How is a comparison evaluated when it includes NaN in Javascript?

Question

I understand the reasoning behind this. I'm curious about the technical implementation. Having trouble finding this somewhere.

My theory is that as soon as the left NaN is evaluated in any comparison, it automatically returns false without performing the comparison at all. Is this correct?

Answer 1

Yes - if both types are the same, and they are numbers, then if the left one is NaN, then the result is false, without checking the value of the right one:

https://www.ecma-international.org/ecma-262/6.0/#sec-strict-equality-comparison

7.2.13 Strict Equality Comparison

The comparison x === y, where x and y are values, produces true or false. Such a comparison is performed as follows:

If Type(x) is different from Type(y), return false.

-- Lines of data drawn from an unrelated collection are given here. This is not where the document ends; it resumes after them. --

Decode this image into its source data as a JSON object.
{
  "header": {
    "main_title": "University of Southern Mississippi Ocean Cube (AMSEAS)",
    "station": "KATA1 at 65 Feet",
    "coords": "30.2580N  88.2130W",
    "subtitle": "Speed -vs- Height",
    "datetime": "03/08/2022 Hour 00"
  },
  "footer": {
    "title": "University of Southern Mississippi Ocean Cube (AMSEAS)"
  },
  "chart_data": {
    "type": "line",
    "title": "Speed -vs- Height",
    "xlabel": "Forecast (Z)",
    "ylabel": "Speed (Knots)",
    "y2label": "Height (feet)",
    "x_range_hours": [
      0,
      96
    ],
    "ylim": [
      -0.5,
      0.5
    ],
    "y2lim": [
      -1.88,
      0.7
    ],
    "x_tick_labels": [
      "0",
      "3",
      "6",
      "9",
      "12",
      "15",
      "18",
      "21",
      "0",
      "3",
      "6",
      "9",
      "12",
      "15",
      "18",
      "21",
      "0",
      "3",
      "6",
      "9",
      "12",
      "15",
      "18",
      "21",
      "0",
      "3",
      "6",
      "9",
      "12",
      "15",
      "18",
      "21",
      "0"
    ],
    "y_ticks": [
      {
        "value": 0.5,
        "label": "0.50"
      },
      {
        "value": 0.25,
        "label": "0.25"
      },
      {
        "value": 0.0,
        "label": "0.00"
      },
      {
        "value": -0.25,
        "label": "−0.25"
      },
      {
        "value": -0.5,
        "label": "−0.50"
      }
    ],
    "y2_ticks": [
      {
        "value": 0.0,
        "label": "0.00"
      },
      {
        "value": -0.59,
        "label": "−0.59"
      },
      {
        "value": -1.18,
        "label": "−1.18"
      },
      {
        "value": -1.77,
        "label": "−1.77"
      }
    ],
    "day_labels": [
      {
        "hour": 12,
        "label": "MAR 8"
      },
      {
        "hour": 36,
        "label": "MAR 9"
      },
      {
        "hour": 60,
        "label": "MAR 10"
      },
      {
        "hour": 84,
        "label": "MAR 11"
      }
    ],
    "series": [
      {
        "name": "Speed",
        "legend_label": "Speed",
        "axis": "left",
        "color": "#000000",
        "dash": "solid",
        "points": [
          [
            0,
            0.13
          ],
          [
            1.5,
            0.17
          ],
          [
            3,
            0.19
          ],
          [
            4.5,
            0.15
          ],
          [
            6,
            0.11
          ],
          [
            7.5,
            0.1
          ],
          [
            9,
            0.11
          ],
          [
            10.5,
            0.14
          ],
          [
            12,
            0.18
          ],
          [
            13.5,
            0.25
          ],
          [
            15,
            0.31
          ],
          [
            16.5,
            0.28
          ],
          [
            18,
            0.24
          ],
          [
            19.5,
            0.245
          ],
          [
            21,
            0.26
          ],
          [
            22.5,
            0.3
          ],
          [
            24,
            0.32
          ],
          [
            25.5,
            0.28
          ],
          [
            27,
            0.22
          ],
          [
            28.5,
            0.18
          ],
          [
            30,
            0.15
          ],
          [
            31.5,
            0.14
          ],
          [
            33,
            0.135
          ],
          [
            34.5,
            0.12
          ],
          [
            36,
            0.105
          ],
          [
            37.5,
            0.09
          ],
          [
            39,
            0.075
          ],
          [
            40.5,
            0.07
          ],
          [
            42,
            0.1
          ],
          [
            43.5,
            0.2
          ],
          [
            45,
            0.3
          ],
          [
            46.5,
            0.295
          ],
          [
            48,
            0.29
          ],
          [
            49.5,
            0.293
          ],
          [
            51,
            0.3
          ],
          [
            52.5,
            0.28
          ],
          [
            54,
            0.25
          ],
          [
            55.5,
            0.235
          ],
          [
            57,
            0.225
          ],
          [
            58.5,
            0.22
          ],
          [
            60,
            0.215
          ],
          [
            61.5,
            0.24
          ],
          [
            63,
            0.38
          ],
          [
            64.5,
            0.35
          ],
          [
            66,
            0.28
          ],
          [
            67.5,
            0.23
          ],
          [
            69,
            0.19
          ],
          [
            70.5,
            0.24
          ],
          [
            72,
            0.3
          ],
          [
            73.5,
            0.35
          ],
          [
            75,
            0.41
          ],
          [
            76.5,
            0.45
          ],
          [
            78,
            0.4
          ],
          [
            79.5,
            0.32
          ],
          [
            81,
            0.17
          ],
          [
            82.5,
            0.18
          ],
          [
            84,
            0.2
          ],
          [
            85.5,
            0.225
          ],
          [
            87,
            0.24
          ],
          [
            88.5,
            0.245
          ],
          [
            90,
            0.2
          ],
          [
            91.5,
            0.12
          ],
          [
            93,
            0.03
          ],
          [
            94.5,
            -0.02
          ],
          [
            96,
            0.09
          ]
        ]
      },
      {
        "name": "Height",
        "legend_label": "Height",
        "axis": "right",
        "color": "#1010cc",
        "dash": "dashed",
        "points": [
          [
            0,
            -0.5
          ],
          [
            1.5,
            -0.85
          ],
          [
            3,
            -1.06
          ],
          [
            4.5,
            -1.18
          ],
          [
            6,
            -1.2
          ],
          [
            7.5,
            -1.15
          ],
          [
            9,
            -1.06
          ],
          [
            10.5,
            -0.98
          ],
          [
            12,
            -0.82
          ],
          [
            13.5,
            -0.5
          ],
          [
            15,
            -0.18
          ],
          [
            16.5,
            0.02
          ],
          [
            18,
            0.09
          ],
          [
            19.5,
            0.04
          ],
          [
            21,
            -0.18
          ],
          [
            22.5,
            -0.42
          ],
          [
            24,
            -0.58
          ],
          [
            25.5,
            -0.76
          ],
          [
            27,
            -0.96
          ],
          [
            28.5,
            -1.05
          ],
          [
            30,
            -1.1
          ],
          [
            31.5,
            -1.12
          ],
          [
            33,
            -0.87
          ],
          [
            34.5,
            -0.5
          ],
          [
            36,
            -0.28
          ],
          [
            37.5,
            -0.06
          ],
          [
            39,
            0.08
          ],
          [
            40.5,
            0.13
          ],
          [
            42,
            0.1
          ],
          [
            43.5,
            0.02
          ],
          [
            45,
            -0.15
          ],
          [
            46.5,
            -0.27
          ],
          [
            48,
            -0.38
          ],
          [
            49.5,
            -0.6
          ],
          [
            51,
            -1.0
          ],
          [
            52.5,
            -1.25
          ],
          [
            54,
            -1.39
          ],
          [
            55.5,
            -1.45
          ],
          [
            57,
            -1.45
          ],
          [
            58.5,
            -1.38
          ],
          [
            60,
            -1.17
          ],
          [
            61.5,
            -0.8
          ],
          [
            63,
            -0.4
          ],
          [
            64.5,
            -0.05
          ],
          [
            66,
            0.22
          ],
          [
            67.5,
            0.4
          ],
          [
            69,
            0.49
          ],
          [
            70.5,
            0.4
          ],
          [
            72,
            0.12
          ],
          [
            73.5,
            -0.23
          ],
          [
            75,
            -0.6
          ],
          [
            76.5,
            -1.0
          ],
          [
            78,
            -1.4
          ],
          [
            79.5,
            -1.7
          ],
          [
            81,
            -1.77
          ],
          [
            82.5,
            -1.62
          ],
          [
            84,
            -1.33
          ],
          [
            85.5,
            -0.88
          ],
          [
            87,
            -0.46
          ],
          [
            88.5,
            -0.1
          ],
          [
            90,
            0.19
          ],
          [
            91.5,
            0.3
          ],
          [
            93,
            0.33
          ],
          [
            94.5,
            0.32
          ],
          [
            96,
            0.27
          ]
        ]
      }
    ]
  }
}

If Type(x) is Undefined, return true.

If Type(x) is Null, return true.

If Type(x) is Number, then

• If x is NaN, return false.

• If y is NaN, return false.

• If x is the same Number value as y, return true.

• If x is +0 and y is −0, return true.

• If x is −0 and y is +0, return true.

• Return false.

...

Answer 2

Just to clarify a point on the HOW. I was surprised, given @CertainPerformance's (correct) answer, that the code below resulted in the value of "a" being "overwritten".

let a = 'overwrite me';

let x = () => {
  a = 'overwritten'; 
  return 7;
}

NaN === x();

alert(a);

But reading the excerpt carefully, I gather that typeof(x()) is called behind the scenes, which would cause the overwriting.

In other words, this is not a short circuit in the fullest sense of the term.